On Wednesday, Gov. Gavin Newsom announced that because “oil and gas companies continue to rake in record profits” and also “Putin’s invasion of Ukraine,” he’s riding to the rescue with another $11 billion from the state treasury.

“Governor Newsom has allocated billions of dollars in direct relief to Californians over the past two years, including $12 billion in direct checks through the Golden State Stimulus, $5.2 billion in rent relief, and $2 billion in utility relief,” the statement from his office bragged, also noting an expansion of tax credits for the working poor and a $37.6 billion “climate package” to “forge an oil-free future.”

Newsom proposes that the relief from high gas prices will “take the form of $400 debit cards for registered vehicle owners.” Individuals who own multiple vehicles can collect twice. His proposal also includes a suspension of the coming July 1 gas tax increase, three months of free public transportation, “fast-tracking” $1.75 billion to boost electric vehicle sales and $500 million “to support active transportation programs,” such as “walking.”

It would be much simpler, and faster, to cut the gas tax and the sales tax. That’s what states like Connecticut and Maryland have already done. But then voters wouldn’t receive an envelope in the mail containing a pre-paid debit card and a letter from the governor. Unless Newsom issues an emergency order that requires his photo on every cash register, gas pump and online shopping cart, a tax cut wouldn’t have the same political benefit. And it’s an election year.

Left-leaning legislative leaders, also sensitive to the political peril of the moment, don’t like the contours of Newsom’s relief package. Senate President Pro Tem Toni Atkins and Assembly Speaker Anthony Rendon have already expressed opposition to the governor’s January proposal to suspend the upcoming increase in the gas tax, and now they object to the plan to rebate money to taxpayers who don’t “need” the money.

Atkins released a statement saying that the “Senate is focused on ensuring that state money is targeted to those who actually need relief” with a proposal that sends money to “struggling Californians.” A plan put forward by the legislative leaders would be limited to households earning less than $250,000, and it would be calculated based on individuals in the household, not vehicles.

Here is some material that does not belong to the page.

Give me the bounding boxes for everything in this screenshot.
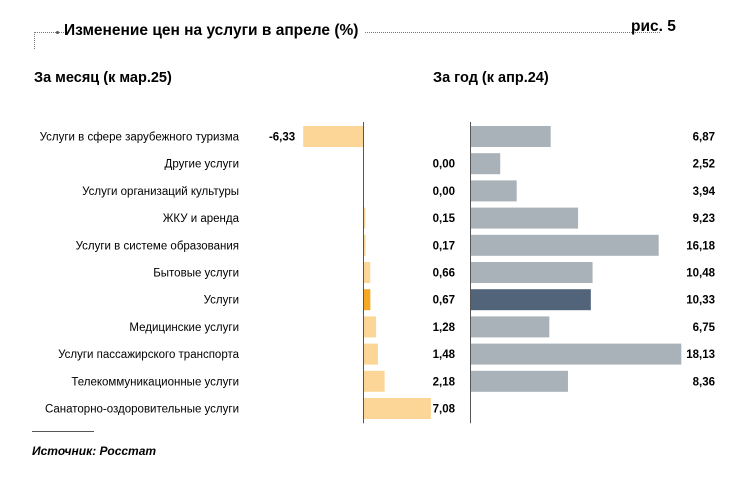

However, the entire debate over providing relief from high gas prices is a misdirection from the true challenge before the state government, a budget surplus that has triggered the Gann spending limit. The 1979 constitutional amendment restricts the growth of state spending, or tries to, by imposing an appropriations limit tied to population growth and inflation. If the state takes in revenue that exceeds what it is allowed to spend under the Gann limit, it must return the excess funds to taxpayers.

There’s some wiggle room on how the money may be returned, but it’s clear that the money can’t simply be spent, and it’s likely that a court would frown on a politically targeted rebate plan that left out the high-earning residents who pay the highest taxes.

The state could simply cut taxes, but instead it seems poised to issue debit cards, pay fees to banks, send mail to 39 million residents and then try to recoup fraudulent payments. That’s the California Way.